Si l’observateur avait compris le langage des humains, il aurait entendu quelqu’un s’exclamer : Très bien, gros malin, ça suffira pour cette nuit, puis ajouter : Où il est passé ? Y a que de la ficelle, là-dedans ! Ensuite, quelqu’un avait dit : Je parie qu’il a sauté en marche et qu’il s’est tiré à travers champs.

Et tandis que se déroulait toute cette scène, que les policiers exploraient la haie sans conviction et braquaient leurs torches sur le brouillard environnant, l’observateur aurait pu remarquer que deux ombres minuscules sortaient en courant de l’arrière du camion pour disparaître sous la voiture. Elles se déplaçaient très vite, comme des souris. Et comme des souris, elles avaient une voix suraiguë, un débit rapide et une diction couinante.

Elles transportaient une paire de pinces.

Quelques secondes plus tard, elles repassèrent en sens inverse. Et à l’instant où elles disparaissaient à nouveau sous le camion, ou presque, celui-ci redémarra.

Les humains poussèrent des cris et regagnèrent leur voiture.

Mais au lieu de redémarrer avec un vrombissement, le véhicule fit : criiiii, criiii, crii, dans la nuit embrumée.

Au bout d’un moment, l’un d’eux finit par sortir et soulever le capot.

Tandis que le camion disparaissait dans la brume qui avala son unique feu arrière, l’humain s’agenouilla, plongea la main sous la voiture et empoigna un certain nombre de fils électriques proprement sectionnés…

Voilà à quoi aurait assisté un observateur.
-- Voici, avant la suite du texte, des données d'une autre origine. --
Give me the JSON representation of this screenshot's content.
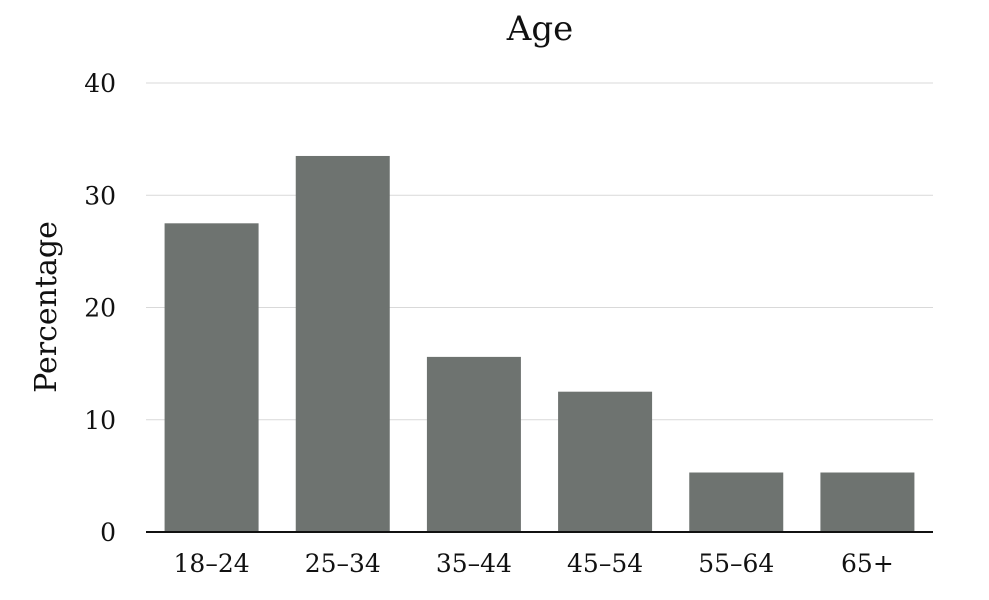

Mais sur les lieux, il n’y avait que deux vaches, et elles ne comprirent rien.


Peut-être que l’histoire se termine presque là.

Quelques jours plus tard, on retrouva le camion dans un fossé, à quelque distance de la ville. Le plus étrange, c’est qu’on avait volé la batterie et tous les fils électriques. Ainsi que la radio.

La cabine était envahie de bouts de ficelle.